The need to create inclusive cities has in recent years become a topic of great relevance, and has drawn heightened attention to the need for residents to participate in decisions about how their cities should be planned and governed. This call for public participation has also become embedded in new dialogues such as smart cities, which paired together with the use of digital engagement platforms, make these open innovation processes increasingly efficient and broad-reaching.
However, one of the core challenges is that despite increasingly sophisticated efforts to engender participation, we still have relatively low-grade tools to assess and incorporate the ideas that are received from participation.
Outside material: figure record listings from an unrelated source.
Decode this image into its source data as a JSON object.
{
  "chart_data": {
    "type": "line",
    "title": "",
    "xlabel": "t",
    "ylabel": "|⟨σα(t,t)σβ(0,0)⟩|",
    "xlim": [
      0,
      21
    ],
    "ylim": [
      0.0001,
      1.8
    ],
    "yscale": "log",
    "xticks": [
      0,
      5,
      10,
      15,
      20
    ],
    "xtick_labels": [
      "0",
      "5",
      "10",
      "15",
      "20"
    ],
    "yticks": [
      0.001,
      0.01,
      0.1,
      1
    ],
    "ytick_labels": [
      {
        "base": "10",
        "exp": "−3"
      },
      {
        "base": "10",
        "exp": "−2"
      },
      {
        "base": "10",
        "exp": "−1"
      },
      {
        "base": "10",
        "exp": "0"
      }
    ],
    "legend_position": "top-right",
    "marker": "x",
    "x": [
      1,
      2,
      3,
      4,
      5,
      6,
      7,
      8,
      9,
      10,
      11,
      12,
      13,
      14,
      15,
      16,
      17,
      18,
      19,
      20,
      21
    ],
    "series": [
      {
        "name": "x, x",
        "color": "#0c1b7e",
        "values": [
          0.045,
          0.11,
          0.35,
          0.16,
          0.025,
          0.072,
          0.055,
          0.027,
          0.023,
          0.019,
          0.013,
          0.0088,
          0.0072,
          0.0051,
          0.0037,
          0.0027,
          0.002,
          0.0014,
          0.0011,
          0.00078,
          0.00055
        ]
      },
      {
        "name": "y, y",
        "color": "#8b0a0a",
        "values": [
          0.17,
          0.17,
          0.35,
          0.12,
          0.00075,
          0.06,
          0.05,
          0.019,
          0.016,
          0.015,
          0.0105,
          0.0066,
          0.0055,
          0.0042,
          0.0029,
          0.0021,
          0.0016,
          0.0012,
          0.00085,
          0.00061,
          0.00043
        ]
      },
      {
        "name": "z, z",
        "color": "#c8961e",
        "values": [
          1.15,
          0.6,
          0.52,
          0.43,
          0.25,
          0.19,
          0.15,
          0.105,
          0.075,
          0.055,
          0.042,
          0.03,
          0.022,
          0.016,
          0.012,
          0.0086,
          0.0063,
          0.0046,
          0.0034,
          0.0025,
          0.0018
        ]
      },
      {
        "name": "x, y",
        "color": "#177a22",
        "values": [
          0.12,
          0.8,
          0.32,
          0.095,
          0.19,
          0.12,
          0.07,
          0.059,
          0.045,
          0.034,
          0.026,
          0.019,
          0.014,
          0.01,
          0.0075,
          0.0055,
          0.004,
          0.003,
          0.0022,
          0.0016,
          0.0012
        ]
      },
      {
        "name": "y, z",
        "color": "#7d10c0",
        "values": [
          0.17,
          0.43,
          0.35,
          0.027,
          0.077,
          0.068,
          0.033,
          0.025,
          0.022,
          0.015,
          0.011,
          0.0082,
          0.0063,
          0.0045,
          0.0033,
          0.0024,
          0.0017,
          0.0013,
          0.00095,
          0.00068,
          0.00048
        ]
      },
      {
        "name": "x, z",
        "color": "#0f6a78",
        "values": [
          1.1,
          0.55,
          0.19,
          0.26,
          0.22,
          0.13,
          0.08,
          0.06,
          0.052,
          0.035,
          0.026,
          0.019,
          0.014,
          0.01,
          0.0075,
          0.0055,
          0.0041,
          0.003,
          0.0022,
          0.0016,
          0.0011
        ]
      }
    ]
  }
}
This leads to the question: to what extent does public participation stimulate useful or novel inputs into decision-making processes? This talk will review theoretical as well as empirical insights based on an evaluation of the ideas generated during a city-wide visioning exercise in Louisville, Kentucky (USA).
To help make the conversation more interactive, please do take 3-4 minutes in advance to evaluate six of the ideas proposed by Louisville residents using the following link: https://lkycic.typeform.com/to/F4sdOd.
Non-attendees are invited to participate in this evaluation as well!
About the Speaker
Julienne Chen is a Senior Research Associate in the Lee Kuan Yew Centre for Innovative Cities, where she focuses her research on cities, innovation and community engagement. In particular, her interests lie at the intersection of urban planning, government innovation and public service delivery. Previously, Julienne held leadership positions within the City of Los Angeles and City of Louisville Innovation Teams, where she collaborated closely with city agencies and local residents to design and implement new city services and programmes.